Advisory Opinion 1976-88

September 2, 1976

Anonymous

Dear :

This is in reply to your letter requesting a ruling that the acquisition of common stock of                                                                     Inc. (the Corporation) by the Trust for the Stock-Bonus Plan for Employee of                                                                                  Inc. (the Trust) from certain parties in interest would not be a prohibited transaction within the meaning of sections 406 and 407 of the Act, provided that the transaction if effected in compliance with the provisions of section 408(e) of the Act.

Your letter represents that such common stock is traded on the American Stock Exchange and that the parties in interest involved are, inter alia, shareholders who own more than 10 percent of the stock of the Corporation. Your letter requests a specific ruling with respect to the requirements of section 408(e) of the Act that the acquisitions will be for adequate consideration within the meaning of section 3(18) of the Act, if the purchase price is the price prevailing on the American Stock Exchange at the time of purchase, or if no shares are traded on the date of purchase, the closing price of such shares on the last preceding date on which shares were so traded.

In this regard, you letter states that all shares of stock purchased by the Trust will be subject to restrictions on sale under the federal securities laws, whether such shares are purchased by the Trust from parties in interest or from other persons. Thus, all shares purchased by the Trust could be sold by the Trust only if registered under the Securities Act of 1933, or if sold pursuant to the restrictions and limitations set forth in Rule 144 under the Securities Act of 1933.

Section 3(18) of the Act defines the term “adequate consideration” in the case of a security for which there is a generally recognized market as either the price of the security prevailing on a national securities exchange which is registered under section 6 of the Securities Exchange Act of 1934, or, if the security is not traded on such a national securities exchange, a price not less favorable to the plan than the offering price for the security as established by the current bid and asked prices quoted by persons independent of the issuer and of any party in interest. In the case of a security for which there is no generally recognized market, section 3(18) (B) of the Act defines the term “adequate consideration” as the fair market value of the asset as determined in good faith by the trustee or named fiduciary pursuant to the terms of the plan and in accordance with regulations promulgated by the Department of Labor.

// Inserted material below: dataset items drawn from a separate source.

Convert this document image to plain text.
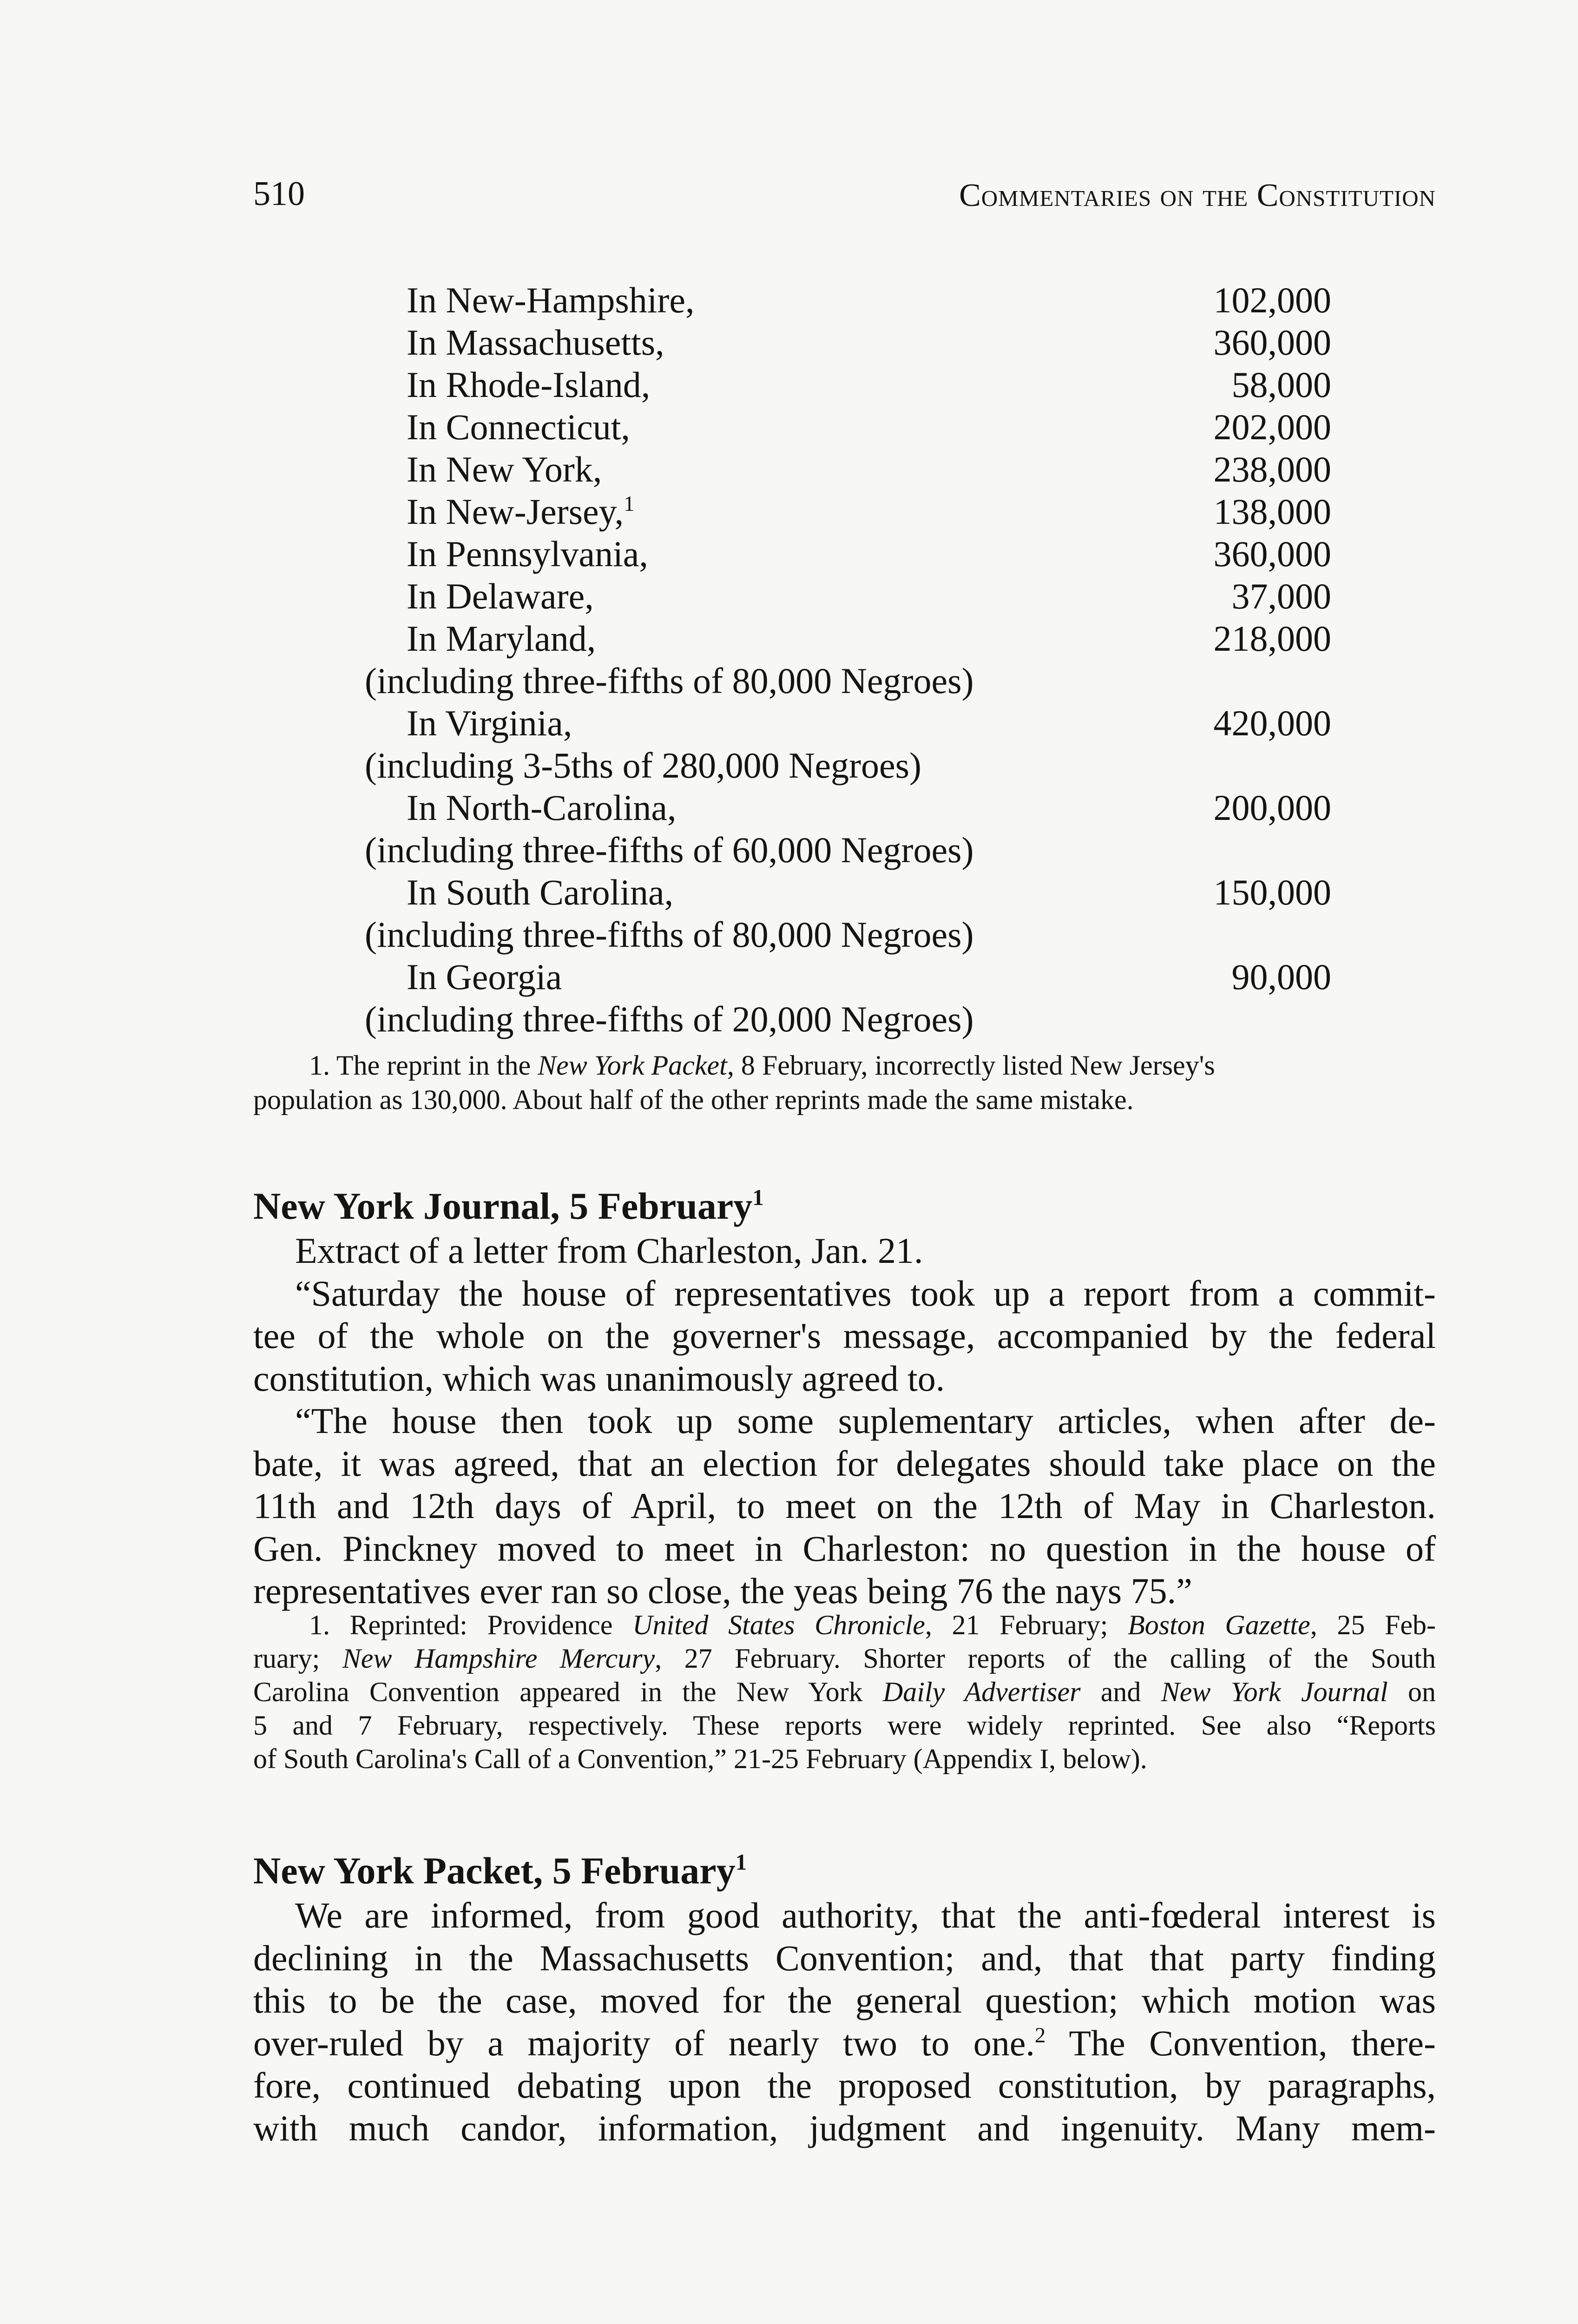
510	Commentaries on the Constitution
In New-Hampshire,	102,000
In Massachusetts,	360,000
In Rhode-Island,	58,000
In Connecticut,	202,000
In New York,	238,000
In New-Jersey,$^1$	138,000
In Pennsylvania,	360,000
In Delaware,	37,000
In Maryland,	218,000
(including three-fifths of 80,000 Negroes)
In Virginia,	420,000
(including 3-5ths of 280,000 Negroes)
In North-Carolina,	200,000
(including three-fifths of 60,000 Negroes)
In South Carolina,	150,000
(including three-fifths of 80,000 Negroes)
In Georgia	90,000
(including three-fifths of 20,000 Negroes)
1. The reprint in the New York Packet, 8 February, incorrectly listed New Jersey's
population as 130,000. About half of the other reprints made the same mistake.
New York Journal, 5 February$^1$
Extract of a letter from Charleston, Jan. 21.
“Saturday the house of representatives took up a report from a commit-
tee of the whole on the governer's message, accompanied by the federal
constitution, which was unanimously agreed to.
“The house then took up some suplementary articles, when after de-
bate, it was agreed, that an election for delegates should take place on the
11th and 12th days of April, to meet on the 12th of May in Charleston.
Gen. Pinckney moved to meet in Charleston: no question in the house of
representatives ever ran so close, the yeas being 76 the nays 75.”
1. Reprinted: Providence United States Chronicle, 21 February; Boston Gazette, 25 Feb-
ruary; New Hampshire Mercury, 27 February. Shorter reports of the calling of the South
Carolina Convention appeared in the New York Daily Advertiser and New York Journal on
5 and 7 February, respectively. These reports were widely reprinted. See also “Reports
of South Carolina's Call of a Convention,” 21-25 February (Appendix I, below).
New York Packet, 5 February$^1$
We are informed, from good authority, that the anti-fœderal interest is
declining in the Massachusetts Convention; and, that that party finding
this to be the case, moved for the general question; which motion was
over-ruled by a majority of nearly two to one.$^2$ The Convention, there-
fore, continued debating upon the proposed constitution, by paragraphs,
with much candor, information, judgment and ingenuity. Many mem-
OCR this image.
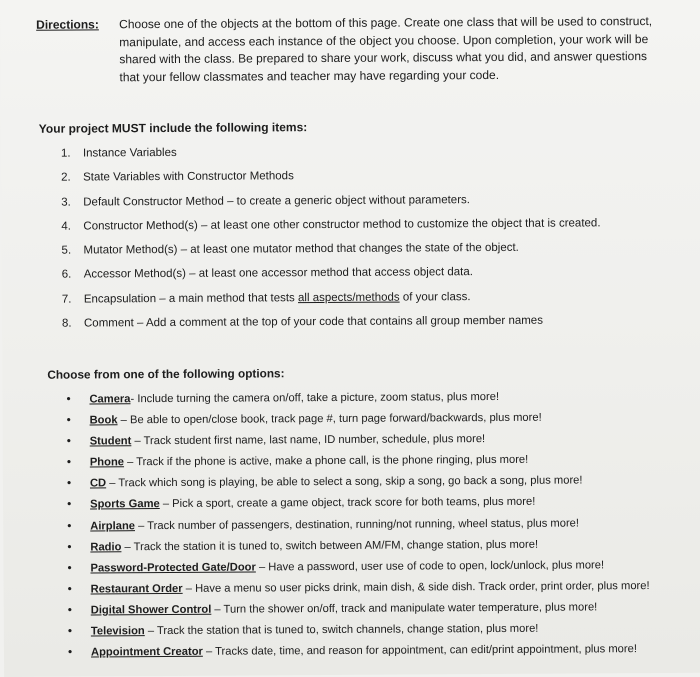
Directions: Choose one of the objects at the bottom of this page. Create one class that will be used to construct, manipulate, and access each instance of the object you choose. Upon completion, your work will be shared with the class. Be prepared to share your work, discuss what you did, and answer questions that your fellow classmates and teacher may have regarding your code.
Your project MUST include the following items:
1. Instance Variables
2. State Variables with Constructor Methods
3. Default Constructor Method – to create a generic object without parameters.
4. Constructor Method(s) – at least one other constructor method to customize the object that is created.
5. Mutator Method(s) – at least one mutator method that changes the state of the object.
6. Accessor Method(s) – at least one accessor method that access object data.
7. Encapsulation – a main method that tests all aspects/methods of your class.
8. Comment – Add a comment at the top of your code that contains all group member names
Choose from one of the following options:
• Camera- Include turning the camera on/off, take a picture, zoom status, plus more!
• Book – Be able to open/close book, track page #, turn page forward/backwards, plus more!
• Student – Track student first name, last name, ID number, schedule, plus more!
• Phone – Track if the phone is active, make a phone call, is the phone ringing, plus more!
• CD – Track which song is playing, be able to select a song, skip a song, go back a song, plus more!
• Sports Game – Pick a sport, create a game object, track score for both teams, plus more!
• Airplane – Track number of passengers, destination, running/not running, wheel status, plus more!
• Radio – Track the station it is tuned to, switch between AM/FM, change station, plus more!
• Password-Protected Gate/Door – Have a password, user use of code to open, lock/unlock, plus more!
• Restaurant Order – Have a menu so user picks drink, main dish, & side dish. Track order, print order, plus more!
• Digital Shower Control – Turn the shower on/off, track and manipulate water temperature, plus more!
• Television – Track the station that is tuned to, switch channels, change station, plus more!
• Appointment Creator – Tracks date, time, and reason for appointment, can edit/print appointment, plus more!
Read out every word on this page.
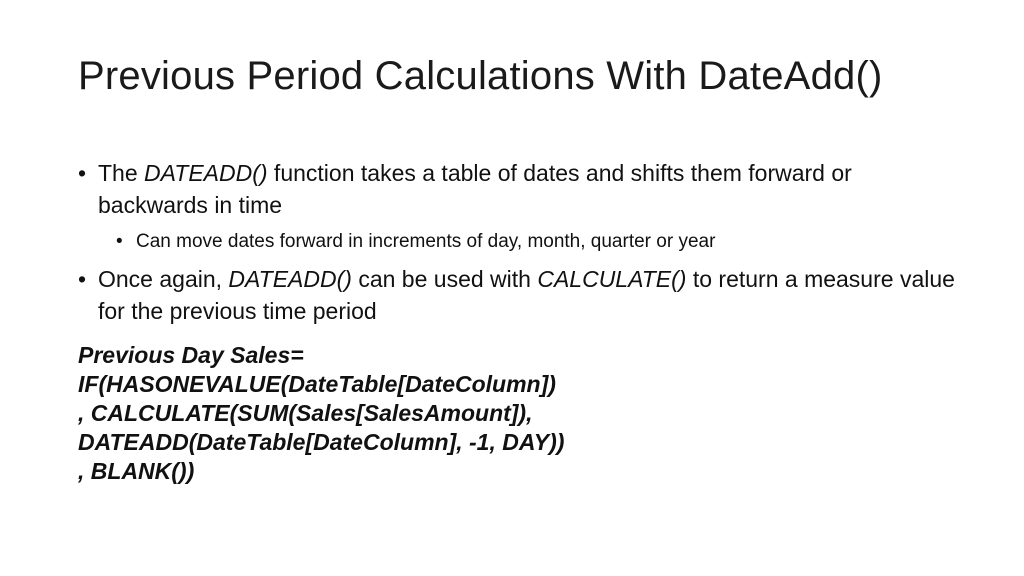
Previous Period Calculations With DateAdd()
• The DATEADD() function takes a table of dates and shifts them forward or backwards in time
• Can move dates forward in increments of day, month, quarter or year
• Once again, DATEADD() can be used with CALCULATE() to return a measure value for the previous time period
Previous Day Sales=
IF(HASONEVALUE(DateTable[DateColumn])
, CALCULATE(SUM(Sales[SalesAmount]),
DATEADD(DateTable[DateColumn], -1, DAY))
, BLANK())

Although the common stock of the corporation is traded on the American Stock Exchange, your letter indicates that the stock purchased by the Trust will be subject to restrictions on sale under the federal securities laws. Accordingly, it appears that the “adequate consideration” issue raised in your letter is not subject to resolution without further clarification of the provisions of section 3(18) of the Act in the form of regulations. The Department has not yet issued such regulations. Further, you should be aware that the Department does not, at the present time, contemplate making advance determinations as to what constitutes adequate consideration in the case of individual purchases and sales of securities. In the absence of regulations under section 3(18) of the Act, determination as to “adequate consideration” must be made on a case by case basis by the plan trustees or other appropriate named fiduciaries in light of all relevant facts and circumstances.